The Pakistan Space and Upper Atmosphere Research Commission (SUPARCO) announced this month (16 August) that the plan involves the launch of six homemade, high-resolution RS satellites by 2014.

On 11 August, Pakistan launched a communication satellite Paksat-IR from the Xichang Satellite Launch Centre in Sichuan province of China.

Under Pakistan's 'Space Programme 2040', the country would place five satellites in the geostationary orbit (36,000 kilometres above earth) and six more in low orbit (from 1602,000 kilometres) between 2011 and 2040. 

These communication and RS satellites are to be launched from foreign space stations as the country does not have its own launch facilities.

The programme will give Pakistan experience in satellite development and space medicine and boost the country’s socio-economic and environmental sectors, natural resource surveying and mitigation of natural disasters, said SUPARCO secretary Arshad Siraj.

Pakistan's space programme also envisages "developing the latest military and space technologies and carrying out experiments on fundamental sciences in the space frontier," Siraj told SciDev.Net.

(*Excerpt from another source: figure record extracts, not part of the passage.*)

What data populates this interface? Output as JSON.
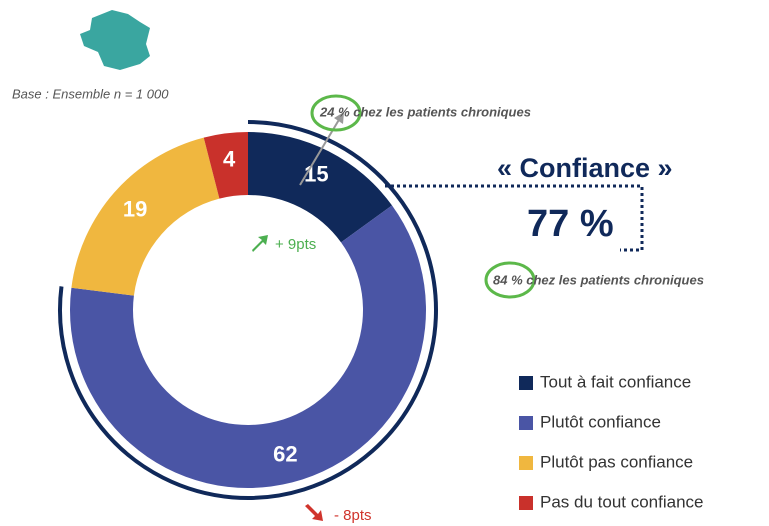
{
  "chart_data": {
    "type": "pie",
    "subtitle": "Base : Ensemble n = 1 000",
    "categories": [
      "Tout à fait confiance",
      "Plutôt confiance",
      "Plutôt pas confiance",
      "Pas du tout confiance"
    ],
    "values": [
      15,
      62,
      19,
      4
    ],
    "colors": [
      "#10295a",
      "#4a55a5",
      "#f0b73f",
      "#c9312b"
    ],
    "donut": true,
    "annotations": {
      "chronic_top": "24 % chez les patients chroniques",
      "group_label": "« Confiance »",
      "group_total": "77 %",
      "chronic_bottom": "84 % chez les patients chroniques",
      "up": "+ 9pts",
      "down": "- 8pts"
    }
  }
}
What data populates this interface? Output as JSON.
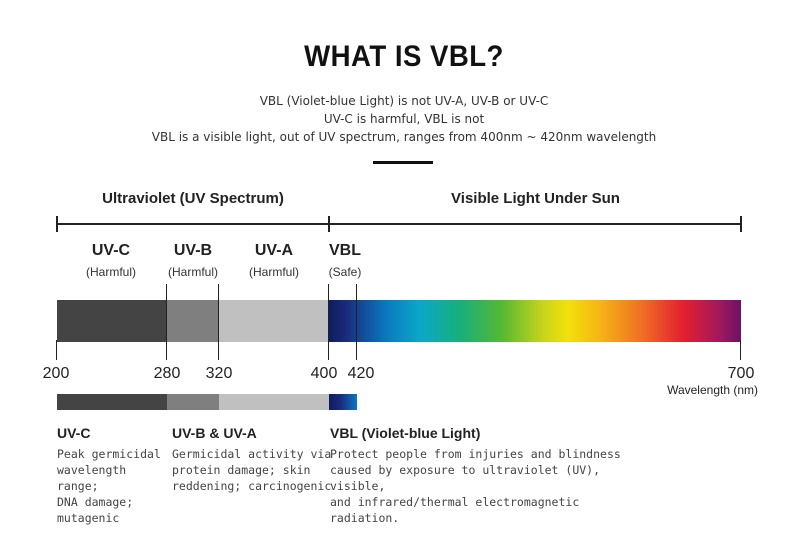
{
  "title": "WHAT IS VBL?",
  "subtitle_lines": [
    "VBL (Violet-blue Light) is not UV-A, UV-B or UV-C",
    "UV-C is harmful, VBL is not",
    "VBL is a visible light, out of UV spectrum, ranges from 400nm ~ 420nm wavelength"
  ],
  "ranges": {
    "uv": "Ultraviolet (UV Spectrum)",
    "visible": "Visible Light Under Sun"
  },
  "bands": [
    {
      "name": "UV-C",
      "note": "(Harmful)",
      "from": 200,
      "to": 280,
      "color": "#444444"
    },
    {
      "name": "UV-B",
      "note": "(Harmful)",
      "from": 280,
      "to": 320,
      "color": "#7f7f7f"
    },
    {
      "name": "UV-A",
      "note": "(Harmful)",
      "from": 320,
      "to": 400,
      "color": "#c0c0c0"
    },
    {
      "name": "VBL",
      "note": "(Safe)",
      "from": 400,
      "to": 420,
      "color": "#1c2f7a"
    }
  ],
  "axis": {
    "ticks": [
      "200",
      "280",
      "320",
      "400",
      "420",
      "700"
    ],
    "label": "Wavelength (nm)"
  },
  "descriptions": [
    {
      "heading": "UV-C",
      "text": "Peak germicidal\nwavelength range;\nDNA damage;\nmutagenic"
    },
    {
      "heading": "UV-B & UV-A",
      "text": "Germicidal activity via\nprotein damage; skin\nreddening; carcinogenic"
    },
    {
      "heading": "VBL (Violet-blue Light)",
      "text": "Protect people from injuries and blindness\ncaused by exposure to ultraviolet (UV), visible,\nand infrared/thermal electromagnetic radiation."
    }
  ]
}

So far, Pakistan has relied on RS satellites from China and Japan for data, which is quite costly. Data from homemade satellites would be cheaper and more readily available, he added.

Manzoor Soomro, chairman of Pakistan Science Foundation, said indigenous RS satellites would ease monitoring and surveying for environmentalists, scientists and natural resource experts.

"Pakistan has vast and diverse types of areas and environment. It is not easy to reach such areas for natural resource surveying and monitoring. The RSSS (remote sensing satellite system) makes performing such onerous tasks easier and more efficient in inaccessible areas," Soomro said.

"Besides," Soomro said, "the data so gathered can help formulate effective policies, strategies to avert natural disasters or reduce damages caused by them for issuing timely alert warnings".

Qamar uz Zaman Chaudhry, former director-general of the Pakistan Meteorological Department, said Pakistan lacked weather monitoring capability and relied on RS data from foreign weather monitoring satellites obtained through the World Meteorological Organisation.